# Formula Resistor-Capacitor Circuit Time constant Capacitance Electrical Resistance

## Time constant

`$$ \tau $$`Unit

`$$ \mathrm{s} $$`

Time constant is a characteristic quantity of a RC circuit, that is a resistor-capacitor circuit. The time constant indicates the time after which the voltage, charge or current at the capacitor has decreased or increased by the factor \( \frac{1}{\text e} \). \( \text e \) is the Euler number.

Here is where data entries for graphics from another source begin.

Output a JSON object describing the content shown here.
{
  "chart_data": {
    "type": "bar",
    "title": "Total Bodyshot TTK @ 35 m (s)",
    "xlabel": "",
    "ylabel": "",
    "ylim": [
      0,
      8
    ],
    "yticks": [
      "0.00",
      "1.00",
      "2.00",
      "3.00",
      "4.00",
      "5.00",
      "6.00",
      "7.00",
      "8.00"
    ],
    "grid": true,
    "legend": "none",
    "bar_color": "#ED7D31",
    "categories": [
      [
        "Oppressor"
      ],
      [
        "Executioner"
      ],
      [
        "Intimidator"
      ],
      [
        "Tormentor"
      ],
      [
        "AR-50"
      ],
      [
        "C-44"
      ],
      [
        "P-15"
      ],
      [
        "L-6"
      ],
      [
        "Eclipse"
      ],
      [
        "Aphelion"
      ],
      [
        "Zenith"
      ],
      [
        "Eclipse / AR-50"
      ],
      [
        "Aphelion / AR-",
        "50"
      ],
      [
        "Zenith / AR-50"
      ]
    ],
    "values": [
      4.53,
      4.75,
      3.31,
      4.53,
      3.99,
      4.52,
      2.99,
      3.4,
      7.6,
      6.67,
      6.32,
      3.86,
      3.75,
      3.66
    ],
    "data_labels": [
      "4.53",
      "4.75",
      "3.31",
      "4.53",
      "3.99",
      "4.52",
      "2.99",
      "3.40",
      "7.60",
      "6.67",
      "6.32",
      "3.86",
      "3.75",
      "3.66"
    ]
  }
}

\( \frac{1}{\text e} \) correspond to 37% of the initial value. For example, if the capacitor was charged to \( 10 \, \mathrm{V} \) before discharge, this value decreases to \( 10 \cdot 0.37 = 3.7 \, \mathrm{V} \) after the time \( \tau \).

## Capacitance

`$$ C $$`Unit

`$$ \mathrm{F} = \frac{ \mathrm{C} }{ \mathrm{V} } $$`

Electric capacitance of the capacitor. A capacitor with a large capacitance reaches 37% of the initial value later than a capacitor with a small capacitance.

## Electrical Resistance

`$$ R $$`Unit

`$$ \mathrm{\Omega} = \frac{ \mathrm{kg} \, \mathrm{m}^2 }{ \mathrm{A}^2 \, \mathrm{s}^3 } $$`

Resistor with electrical resistance \(R\) connected in parallel with the capacitor. The greater the resistance, the longer it takes for the initial value to fall or rise to 37%.